The proverbial excrement is "a lot closer to the fan than it was in 1968," he said. "And every single colleague I have agrees with that."

He added, "Scientists don't live by the opinion of Rush Limbaugh and Palin and George W. They live by the support of their colleagues, and I've had full support of my colleagues continuously."

But Ehrlich admits that several of his own past environmental predictions have not come true:

7. "By the year 2000 the United Kingdom will be simply a small group of impoverished islands, inhabited by some 70 million hungry people ... If I were a gambler, I would take even money that England will not exist in the year 2000." Ehrlich, Speech at British Institute For Biology, September 1971.

Ehrlich's prediction was taken seriously when he made it, and New Scientist magazine underscored his speech in an editorial titled "In Praise of Prophets."

"When you predict the future, you get things wrong," Ehrlich admitted, but "how wrong is another question. I would have lost if I had had taken the bet. However, if you look closely at England, what can I tell you? They're having all kinds of problems, just like everybody else."
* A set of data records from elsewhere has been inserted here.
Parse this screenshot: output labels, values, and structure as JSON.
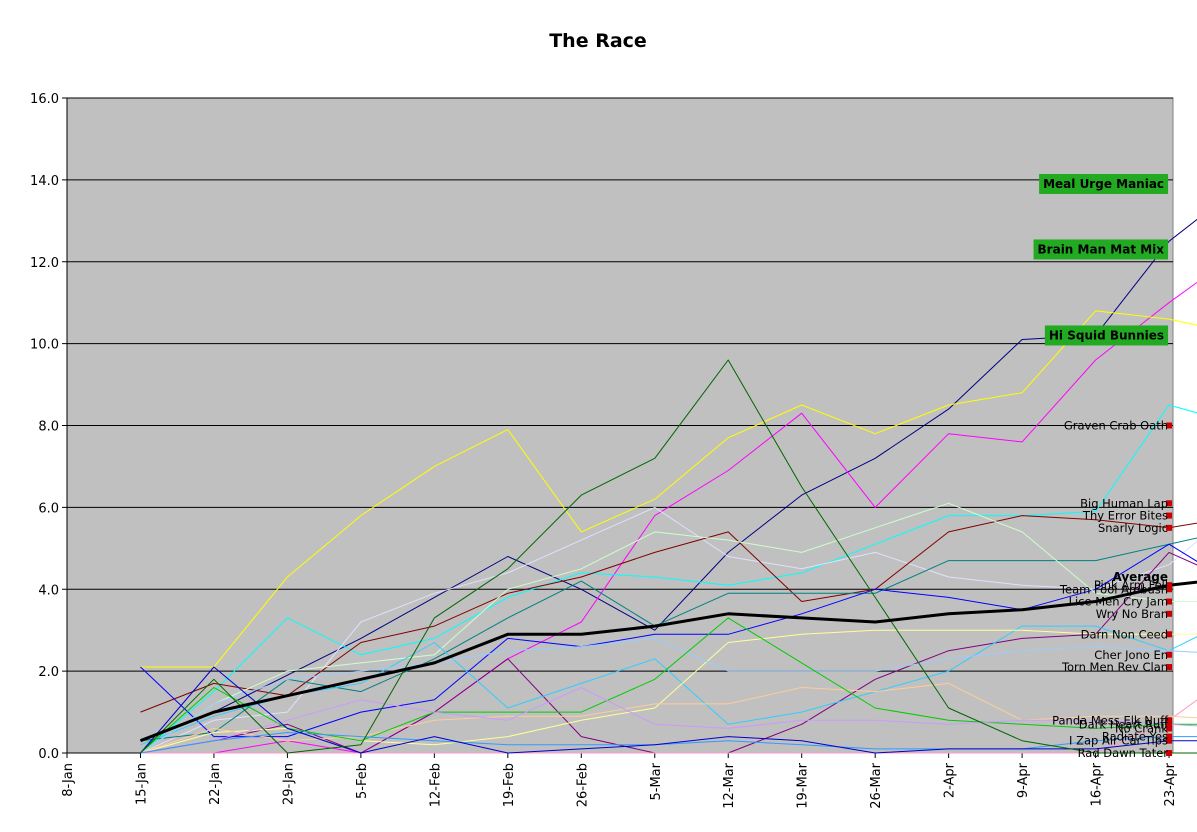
{
  "chart_data": {
    "type": "line",
    "title": "The Race",
    "xlabel": "",
    "ylabel": "",
    "ylim": [
      0,
      16
    ],
    "yticks": [
      "0.0",
      "2.0",
      "4.0",
      "6.0",
      "8.0",
      "10.0",
      "12.0",
      "14.0",
      "16.0"
    ],
    "categories": [
      "8-Jan",
      "15-Jan",
      "22-Jan",
      "29-Jan",
      "5-Feb",
      "12-Feb",
      "19-Feb",
      "26-Feb",
      "5-Mar",
      "12-Mar",
      "19-Mar",
      "26-Mar",
      "2-Apr",
      "9-Apr",
      "16-Apr",
      "23-Apr"
    ],
    "plot_background": "#c0c0c0",
    "grid": true,
    "leaders": [
      "Meal Urge Maniac",
      "Brain Man Mat Mix",
      "Hi Squid Bunnies"
    ],
    "leader_label_color": "#22aa22",
    "series": [
      {
        "name": "Meal Urge Maniac",
        "color": "#000080",
        "values": [
          0.3,
          1.0,
          1.9,
          2.8,
          3.8,
          4.8,
          4.0,
          3.0,
          4.9,
          6.3,
          7.2,
          8.4,
          10.1,
          10.2,
          12.5,
          13.9
        ]
      },
      {
        "name": "Brain Man Mat Mix",
        "color": "#ff00ff",
        "values": [
          0.0,
          0.0,
          0.3,
          0.0,
          1.0,
          2.3,
          3.2,
          5.8,
          6.9,
          8.3,
          6.0,
          7.8,
          7.6,
          9.6,
          11.0,
          12.3
        ]
      },
      {
        "name": "Hi Squid Bunnies",
        "color": "#ffff00",
        "values": [
          2.1,
          2.1,
          4.3,
          5.8,
          7.0,
          7.9,
          5.4,
          6.2,
          7.7,
          8.5,
          7.8,
          8.5,
          8.8,
          10.8,
          10.6,
          10.2
        ]
      },
      {
        "name": "Graven Crab Oath",
        "color": "#00ffff",
        "values": [
          0.0,
          1.5,
          3.3,
          2.4,
          2.8,
          3.8,
          4.4,
          4.3,
          4.1,
          4.4,
          5.1,
          5.8,
          5.8,
          5.9,
          8.5,
          8.0
        ]
      },
      {
        "name": "Big Human Lap",
        "color": "#e0e0ff",
        "values": [
          0.0,
          0.8,
          1.0,
          3.2,
          3.9,
          4.4,
          5.2,
          6.0,
          4.8,
          4.5,
          4.9,
          4.3,
          4.1,
          4.0,
          4.6,
          6.1
        ]
      },
      {
        "name": "Thy Error Bites",
        "color": "#800000",
        "values": [
          1.0,
          1.7,
          1.4,
          2.7,
          3.1,
          3.9,
          4.3,
          4.9,
          5.4,
          3.7,
          4.0,
          5.4,
          5.8,
          5.7,
          5.5,
          5.8
        ]
      },
      {
        "name": "Snarly Logic",
        "color": "#008080",
        "values": [
          0.3,
          0.5,
          1.8,
          1.5,
          2.3,
          3.3,
          4.2,
          3.1,
          3.9,
          3.9,
          3.9,
          4.7,
          4.7,
          4.7,
          5.1,
          5.5
        ]
      },
      {
        "name": "Pink Arm Fell",
        "color": "#800080",
        "values": [
          0.0,
          0.3,
          0.7,
          0.0,
          1.0,
          2.3,
          0.4,
          0.0,
          0.0,
          0.7,
          1.8,
          2.5,
          2.8,
          2.9,
          4.9,
          4.1
        ]
      },
      {
        "name": "Team Fool Ambush",
        "color": "#0000ff",
        "values": [
          2.1,
          0.4,
          0.4,
          1.0,
          1.3,
          2.8,
          2.6,
          2.9,
          2.9,
          3.4,
          4.0,
          3.8,
          3.5,
          4.0,
          5.1,
          4.0
        ]
      },
      {
        "name": "Lice Men Cry Jam",
        "color": "#ccffcc",
        "values": [
          0.0,
          1.2,
          2.0,
          2.2,
          2.4,
          4.0,
          4.5,
          5.4,
          5.2,
          4.9,
          5.5,
          6.1,
          5.4,
          3.9,
          3.7,
          3.7
        ]
      },
      {
        "name": "Wry No Bran",
        "color": "#33ccff",
        "values": [
          0.2,
          0.9,
          1.4,
          1.7,
          2.7,
          1.1,
          1.7,
          2.3,
          0.7,
          1.0,
          1.5,
          2.0,
          3.1,
          3.1,
          2.5,
          3.4
        ]
      },
      {
        "name": "Darn Non Ceed",
        "color": "#ffff99",
        "values": [
          0.0,
          0.5,
          0.6,
          0.3,
          0.2,
          0.4,
          0.8,
          1.1,
          2.7,
          2.9,
          3.0,
          3.0,
          3.0,
          2.9,
          2.9,
          2.9
        ]
      },
      {
        "name": "Cher Jono En",
        "color": "#99ccff",
        "values": [
          0.0,
          1.2,
          1.8,
          2.0,
          2.2,
          2.5,
          2.6,
          2.8,
          2.0,
          2.0,
          2.0,
          2.3,
          2.5,
          2.6,
          2.5,
          2.4
        ]
      },
      {
        "name": "Torn Men Rev Clan",
        "color": "#ff99cc",
        "values": [
          0.0,
          0.0,
          0.0,
          0.0,
          0.0,
          0.0,
          0.0,
          0.0,
          0.0,
          0.0,
          0.0,
          0.0,
          0.0,
          0.0,
          0.8,
          2.1
        ]
      },
      {
        "name": "Panda Mess Elk Nuff",
        "color": "#ffcc99",
        "values": [
          0.0,
          0.6,
          0.3,
          0.4,
          0.8,
          0.9,
          0.9,
          1.2,
          1.2,
          1.6,
          1.5,
          1.7,
          0.8,
          0.9,
          0.9,
          0.8
        ]
      },
      {
        "name": "Dark Heart Ruff",
        "color": "#00cc00",
        "values": [
          0.0,
          1.6,
          0.6,
          0.3,
          1.0,
          1.0,
          1.0,
          1.8,
          3.3,
          2.2,
          1.1,
          0.8,
          0.7,
          0.6,
          0.7,
          0.7
        ]
      },
      {
        "name": "No Crank",
        "color": "#cc99ff",
        "values": [
          0.0,
          0.3,
          0.8,
          1.3,
          1.0,
          0.8,
          1.6,
          0.7,
          0.6,
          0.8,
          0.8,
          0.7,
          0.8,
          0.8,
          0.7,
          0.6
        ]
      },
      {
        "name": "Radiate Yes",
        "color": "#3399ff",
        "values": [
          0.0,
          0.3,
          0.5,
          0.4,
          0.3,
          0.2,
          0.2,
          0.2,
          0.3,
          0.2,
          0.1,
          0.1,
          0.1,
          0.3,
          0.4,
          0.4
        ]
      },
      {
        "name": "I Zap Air Car Tips",
        "color": "#0000cc",
        "values": [
          0.0,
          2.1,
          0.6,
          0.0,
          0.4,
          0.0,
          0.1,
          0.2,
          0.4,
          0.3,
          0.0,
          0.1,
          0.1,
          0.1,
          0.3,
          0.3
        ]
      },
      {
        "name": "Rad Dawn Tater",
        "color": "#006600",
        "values": [
          0.0,
          1.8,
          0.0,
          0.2,
          3.3,
          4.5,
          6.3,
          7.2,
          9.6,
          6.5,
          3.8,
          1.1,
          0.3,
          0.0,
          0.0,
          0.0
        ]
      },
      {
        "name": "Average",
        "color": "#000000",
        "bold": true,
        "values": [
          0.3,
          1.0,
          1.4,
          1.8,
          2.2,
          2.9,
          2.9,
          3.1,
          3.4,
          3.3,
          3.2,
          3.4,
          3.5,
          3.7,
          4.1,
          4.3
        ]
      }
    ]
  }
}
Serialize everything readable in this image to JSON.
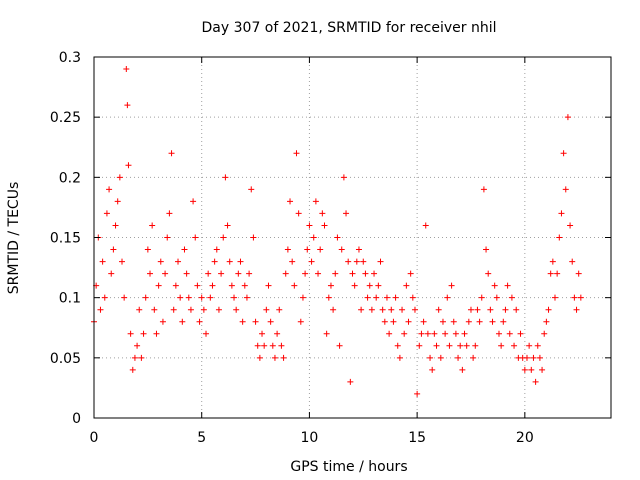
{
  "chart_data": {
    "type": "scatter",
    "title": "Day 307 of 2021, SRMTID for receiver nhil",
    "xlabel": "GPS time / hours",
    "ylabel": "SRMTID / TECUs",
    "xlim": [
      0,
      24
    ],
    "ylim": [
      0,
      0.3
    ],
    "x_ticks": [
      0,
      5,
      10,
      15,
      20
    ],
    "x_tick_labels": [
      "0",
      "5",
      "10",
      "15",
      "20"
    ],
    "y_ticks": [
      0,
      0.05,
      0.1,
      0.15,
      0.2,
      0.25,
      0.3
    ],
    "y_tick_labels": [
      "0",
      "0.05",
      "0.1",
      "0.15",
      "0.2",
      "0.25",
      "0.3"
    ],
    "grid": true,
    "marker": "plus",
    "series": [
      {
        "name": "SRMTID",
        "color": "#ff0000",
        "x": [
          0.0,
          0.1,
          0.2,
          0.3,
          0.4,
          0.5,
          0.6,
          0.7,
          0.8,
          0.9,
          1.0,
          1.1,
          1.2,
          1.3,
          1.4,
          1.5,
          1.55,
          1.6,
          1.7,
          1.8,
          1.9,
          2.0,
          2.1,
          2.2,
          2.3,
          2.4,
          2.5,
          2.6,
          2.7,
          2.8,
          2.9,
          3.0,
          3.1,
          3.2,
          3.3,
          3.4,
          3.5,
          3.6,
          3.7,
          3.8,
          3.9,
          4.0,
          4.1,
          4.2,
          4.3,
          4.4,
          4.5,
          4.6,
          4.7,
          4.8,
          4.9,
          5.0,
          5.1,
          5.2,
          5.3,
          5.4,
          5.5,
          5.6,
          5.7,
          5.8,
          5.9,
          6.0,
          6.1,
          6.2,
          6.3,
          6.4,
          6.5,
          6.6,
          6.7,
          6.8,
          6.9,
          7.0,
          7.1,
          7.2,
          7.3,
          7.4,
          7.5,
          7.6,
          7.7,
          7.8,
          7.9,
          8.0,
          8.1,
          8.2,
          8.3,
          8.4,
          8.5,
          8.6,
          8.7,
          8.8,
          8.9,
          9.0,
          9.1,
          9.2,
          9.3,
          9.4,
          9.5,
          9.6,
          9.7,
          9.8,
          9.9,
          10.0,
          10.1,
          10.2,
          10.3,
          10.4,
          10.5,
          10.6,
          10.7,
          10.8,
          10.9,
          11.0,
          11.1,
          11.2,
          11.3,
          11.4,
          11.5,
          11.6,
          11.7,
          11.8,
          11.9,
          12.0,
          12.1,
          12.2,
          12.3,
          12.4,
          12.5,
          12.6,
          12.7,
          12.8,
          12.9,
          13.0,
          13.1,
          13.2,
          13.3,
          13.4,
          13.5,
          13.6,
          13.7,
          13.8,
          13.9,
          14.0,
          14.1,
          14.2,
          14.3,
          14.4,
          14.5,
          14.6,
          14.7,
          14.8,
          14.9,
          15.0,
          15.1,
          15.2,
          15.3,
          15.4,
          15.5,
          15.6,
          15.7,
          15.8,
          15.9,
          16.0,
          16.1,
          16.2,
          16.3,
          16.4,
          16.5,
          16.6,
          16.7,
          16.8,
          16.9,
          17.0,
          17.1,
          17.2,
          17.3,
          17.4,
          17.5,
          17.6,
          17.7,
          17.8,
          17.9,
          18.0,
          18.1,
          18.2,
          18.3,
          18.4,
          18.5,
          18.6,
          18.7,
          18.8,
          18.9,
          19.0,
          19.1,
          19.2,
          19.3,
          19.4,
          19.5,
          19.6,
          19.7,
          19.8,
          19.9,
          20.0,
          20.1,
          20.2,
          20.3,
          20.4,
          20.5,
          20.6,
          20.7,
          20.8,
          20.9,
          21.0,
          21.1,
          21.2,
          21.3,
          21.4,
          21.5,
          21.6,
          21.7,
          21.8,
          21.9,
          22.0,
          22.1,
          22.2,
          22.3,
          22.4,
          22.5,
          22.6
        ],
        "y": [
          0.08,
          0.11,
          0.15,
          0.09,
          0.13,
          0.1,
          0.17,
          0.19,
          0.12,
          0.14,
          0.16,
          0.18,
          0.2,
          0.13,
          0.1,
          0.29,
          0.26,
          0.21,
          0.07,
          0.04,
          0.05,
          0.06,
          0.09,
          0.05,
          0.07,
          0.1,
          0.14,
          0.12,
          0.16,
          0.09,
          0.07,
          0.11,
          0.13,
          0.08,
          0.12,
          0.15,
          0.17,
          0.22,
          0.09,
          0.11,
          0.13,
          0.1,
          0.08,
          0.14,
          0.12,
          0.1,
          0.09,
          0.18,
          0.15,
          0.11,
          0.08,
          0.1,
          0.09,
          0.07,
          0.12,
          0.1,
          0.11,
          0.13,
          0.14,
          0.09,
          0.12,
          0.15,
          0.2,
          0.16,
          0.13,
          0.11,
          0.1,
          0.09,
          0.12,
          0.13,
          0.08,
          0.11,
          0.1,
          0.12,
          0.19,
          0.15,
          0.08,
          0.06,
          0.05,
          0.07,
          0.06,
          0.09,
          0.11,
          0.08,
          0.06,
          0.05,
          0.07,
          0.09,
          0.06,
          0.05,
          0.12,
          0.14,
          0.18,
          0.13,
          0.11,
          0.22,
          0.17,
          0.08,
          0.1,
          0.12,
          0.14,
          0.16,
          0.13,
          0.15,
          0.18,
          0.12,
          0.14,
          0.17,
          0.16,
          0.07,
          0.1,
          0.11,
          0.09,
          0.12,
          0.15,
          0.06,
          0.14,
          0.2,
          0.17,
          0.13,
          0.03,
          0.12,
          0.11,
          0.13,
          0.14,
          0.09,
          0.13,
          0.12,
          0.1,
          0.11,
          0.09,
          0.12,
          0.1,
          0.11,
          0.13,
          0.09,
          0.08,
          0.1,
          0.07,
          0.09,
          0.08,
          0.1,
          0.06,
          0.05,
          0.09,
          0.07,
          0.11,
          0.08,
          0.12,
          0.1,
          0.09,
          0.02,
          0.06,
          0.07,
          0.08,
          0.16,
          0.07,
          0.05,
          0.04,
          0.07,
          0.06,
          0.09,
          0.05,
          0.08,
          0.07,
          0.1,
          0.06,
          0.11,
          0.08,
          0.07,
          0.05,
          0.06,
          0.04,
          0.07,
          0.06,
          0.08,
          0.09,
          0.05,
          0.06,
          0.09,
          0.08,
          0.1,
          0.19,
          0.14,
          0.12,
          0.09,
          0.08,
          0.11,
          0.1,
          0.07,
          0.06,
          0.08,
          0.09,
          0.11,
          0.07,
          0.1,
          0.06,
          0.09,
          0.05,
          0.07,
          0.05,
          0.04,
          0.05,
          0.06,
          0.04,
          0.05,
          0.03,
          0.06,
          0.05,
          0.04,
          0.07,
          0.08,
          0.09,
          0.12,
          0.13,
          0.1,
          0.12,
          0.15,
          0.17,
          0.22,
          0.19,
          0.25,
          0.16,
          0.13,
          0.1,
          0.09,
          0.12,
          0.1
        ]
      }
    ]
  }
}
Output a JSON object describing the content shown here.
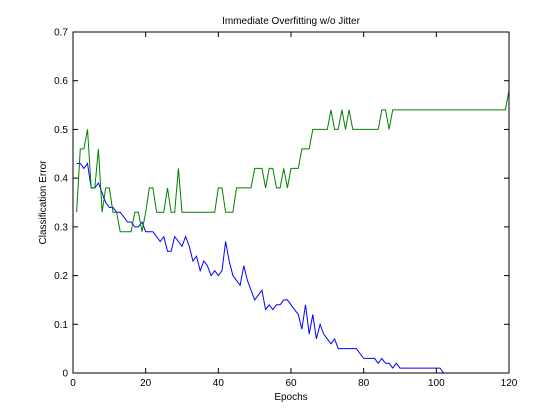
{
  "chart_data": {
    "type": "line",
    "title": "Immediate Overfitting w/o Jitter",
    "xlabel": "Epochs",
    "ylabel": "Classification Error",
    "xlim": [
      0,
      120
    ],
    "ylim": [
      0,
      0.7
    ],
    "xticks": [
      "0",
      "20",
      "40",
      "60",
      "80",
      "100",
      "120"
    ],
    "yticks": [
      "0",
      "0.1",
      "0.2",
      "0.3",
      "0.4",
      "0.5",
      "0.6",
      "0.7"
    ],
    "grid": false,
    "legend": "none",
    "series": [
      {
        "color": "#0000ff",
        "x": [
          1,
          2,
          3,
          4,
          5,
          6,
          7,
          8,
          9,
          10,
          11,
          12,
          13,
          14,
          15,
          16,
          17,
          18,
          19,
          20,
          21,
          22,
          23,
          24,
          25,
          26,
          27,
          28,
          29,
          30,
          31,
          32,
          33,
          34,
          35,
          36,
          37,
          38,
          39,
          40,
          41,
          42,
          43,
          44,
          45,
          46,
          47,
          48,
          49,
          50,
          51,
          52,
          53,
          54,
          55,
          56,
          57,
          58,
          59,
          60,
          61,
          62,
          63,
          64,
          65,
          66,
          67,
          68,
          69,
          70,
          71,
          72,
          73,
          74,
          75,
          76,
          77,
          78,
          79,
          80,
          81,
          82,
          83,
          84,
          85,
          86,
          87,
          88,
          89,
          90,
          91,
          92,
          93,
          94,
          95,
          96,
          97,
          98,
          99,
          100,
          101,
          102
        ],
        "y": [
          0.43,
          0.43,
          0.42,
          0.43,
          0.38,
          0.38,
          0.39,
          0.37,
          0.35,
          0.34,
          0.34,
          0.33,
          0.33,
          0.32,
          0.31,
          0.31,
          0.3,
          0.3,
          0.31,
          0.29,
          0.29,
          0.29,
          0.28,
          0.27,
          0.28,
          0.25,
          0.25,
          0.28,
          0.27,
          0.26,
          0.28,
          0.26,
          0.23,
          0.24,
          0.21,
          0.23,
          0.22,
          0.2,
          0.21,
          0.2,
          0.21,
          0.27,
          0.23,
          0.2,
          0.19,
          0.18,
          0.22,
          0.19,
          0.17,
          0.15,
          0.16,
          0.17,
          0.13,
          0.14,
          0.13,
          0.14,
          0.14,
          0.15,
          0.15,
          0.14,
          0.13,
          0.12,
          0.09,
          0.14,
          0.08,
          0.12,
          0.07,
          0.1,
          0.08,
          0.07,
          0.06,
          0.07,
          0.05,
          0.05,
          0.05,
          0.05,
          0.05,
          0.05,
          0.04,
          0.03,
          0.03,
          0.03,
          0.03,
          0.02,
          0.03,
          0.02,
          0.02,
          0.01,
          0.02,
          0.01,
          0.01,
          0.01,
          0.01,
          0.01,
          0.01,
          0.01,
          0.01,
          0.01,
          0.01,
          0.01,
          0.01,
          0.0
        ]
      },
      {
        "color": "#008000",
        "x": [
          1,
          2,
          3,
          4,
          5,
          6,
          7,
          8,
          9,
          10,
          11,
          12,
          13,
          14,
          15,
          16,
          17,
          18,
          19,
          20,
          21,
          22,
          23,
          24,
          25,
          26,
          27,
          28,
          29,
          30,
          31,
          32,
          33,
          34,
          35,
          36,
          37,
          38,
          39,
          40,
          41,
          42,
          43,
          44,
          45,
          46,
          47,
          48,
          49,
          50,
          51,
          52,
          53,
          54,
          55,
          56,
          57,
          58,
          59,
          60,
          61,
          62,
          63,
          64,
          65,
          66,
          67,
          68,
          69,
          70,
          71,
          72,
          73,
          74,
          75,
          76,
          77,
          78,
          79,
          80,
          81,
          82,
          83,
          84,
          85,
          86,
          87,
          88,
          89,
          90,
          91,
          92,
          93,
          94,
          95,
          96,
          97,
          98,
          99,
          100,
          101,
          102,
          103,
          104,
          105,
          106,
          107,
          108,
          109,
          110,
          111,
          112,
          113,
          114,
          115,
          116,
          117,
          118,
          119,
          120
        ],
        "y": [
          0.33,
          0.46,
          0.46,
          0.5,
          0.38,
          0.38,
          0.46,
          0.33,
          0.38,
          0.38,
          0.33,
          0.33,
          0.29,
          0.29,
          0.29,
          0.29,
          0.33,
          0.33,
          0.29,
          0.33,
          0.38,
          0.38,
          0.33,
          0.33,
          0.33,
          0.38,
          0.33,
          0.33,
          0.42,
          0.33,
          0.33,
          0.33,
          0.33,
          0.33,
          0.33,
          0.33,
          0.33,
          0.33,
          0.33,
          0.38,
          0.38,
          0.33,
          0.33,
          0.33,
          0.38,
          0.38,
          0.38,
          0.38,
          0.38,
          0.42,
          0.42,
          0.42,
          0.38,
          0.42,
          0.42,
          0.38,
          0.38,
          0.42,
          0.38,
          0.42,
          0.42,
          0.42,
          0.46,
          0.46,
          0.46,
          0.5,
          0.5,
          0.5,
          0.5,
          0.5,
          0.54,
          0.5,
          0.5,
          0.54,
          0.5,
          0.54,
          0.5,
          0.5,
          0.5,
          0.5,
          0.5,
          0.5,
          0.5,
          0.5,
          0.54,
          0.54,
          0.5,
          0.54,
          0.54,
          0.54,
          0.54,
          0.54,
          0.54,
          0.54,
          0.54,
          0.54,
          0.54,
          0.54,
          0.54,
          0.54,
          0.54,
          0.54,
          0.54,
          0.54,
          0.54,
          0.54,
          0.54,
          0.54,
          0.54,
          0.54,
          0.54,
          0.54,
          0.54,
          0.54,
          0.54,
          0.54,
          0.54,
          0.54,
          0.54,
          0.58
        ]
      }
    ]
  }
}
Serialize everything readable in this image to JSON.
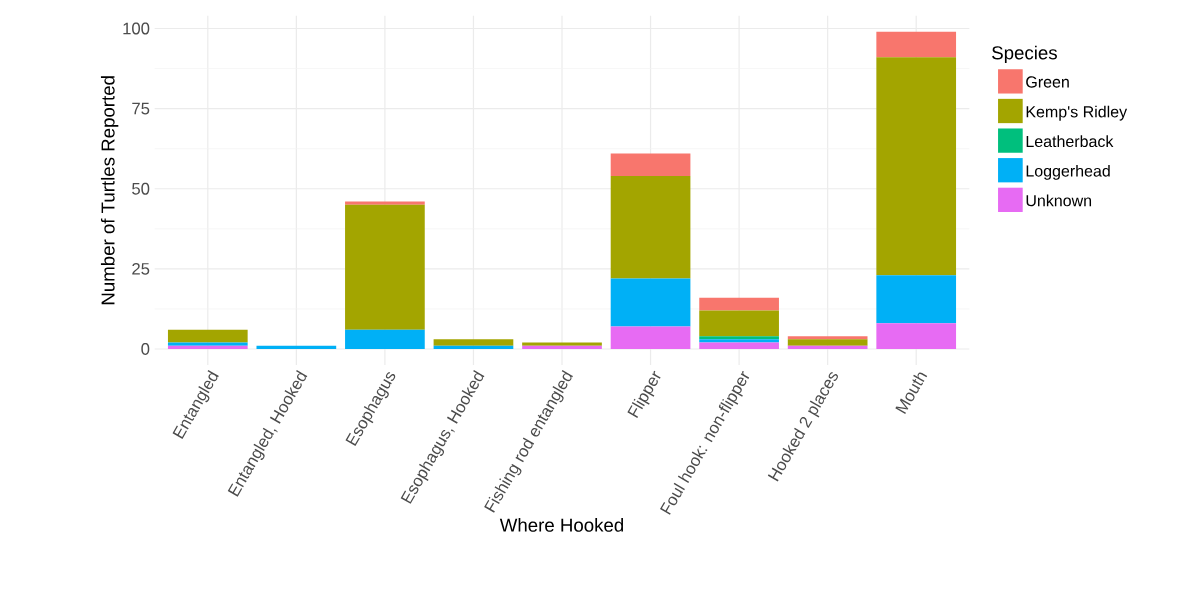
{
  "chart_data": {
    "type": "bar",
    "stacked": true,
    "xlabel": "Where Hooked",
    "ylabel": "Number of Turtles Reported",
    "legend_title": "Species",
    "legend": "right",
    "grid": true,
    "categories": [
      "Entangled",
      "Entangled, Hooked",
      "Esophagus",
      "Esophagus, Hooked",
      "Fishing rod entangled",
      "Flipper",
      "Foul hook: non-flipper",
      "Hooked 2 places",
      "Mouth"
    ],
    "ylim": [
      -5,
      104
    ],
    "yticks": [
      0,
      25,
      50,
      75,
      100
    ],
    "series": [
      {
        "name": "Unknown",
        "color": "#e76bf3",
        "values": [
          1,
          0,
          0,
          0,
          1,
          7,
          2,
          1,
          8
        ]
      },
      {
        "name": "Loggerhead",
        "color": "#00b0f6",
        "values": [
          1,
          1,
          6,
          1,
          0,
          15,
          1,
          0,
          15
        ]
      },
      {
        "name": "Leatherback",
        "color": "#00bf7d",
        "values": [
          0,
          0,
          0,
          0,
          0,
          0,
          1,
          0,
          0
        ]
      },
      {
        "name": "Kemp's Ridley",
        "color": "#a3a500",
        "values": [
          4,
          0,
          39,
          2,
          1,
          32,
          8,
          2,
          68
        ]
      },
      {
        "name": "Green",
        "color": "#f8766d",
        "values": [
          0,
          0,
          1,
          0,
          0,
          7,
          4,
          1,
          8
        ]
      }
    ]
  }
}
8. "In ten years all important animal life in the sea will be extinct. Large areas of coastline will have to be evacuated because of the stench of dead fish." Ehrlich, speech during Earth Day, 1970

"Certainly the first part of that was very largely true -- only off in time," Ehrlich told FoxNews.com. "The second part is, well -- the fish haven't washed up, but there are very large dead zones around the world, and they frequently produce considerable stench."

"Again, not totally accurate, but I never claimed to predict the future with full accuracy," he said.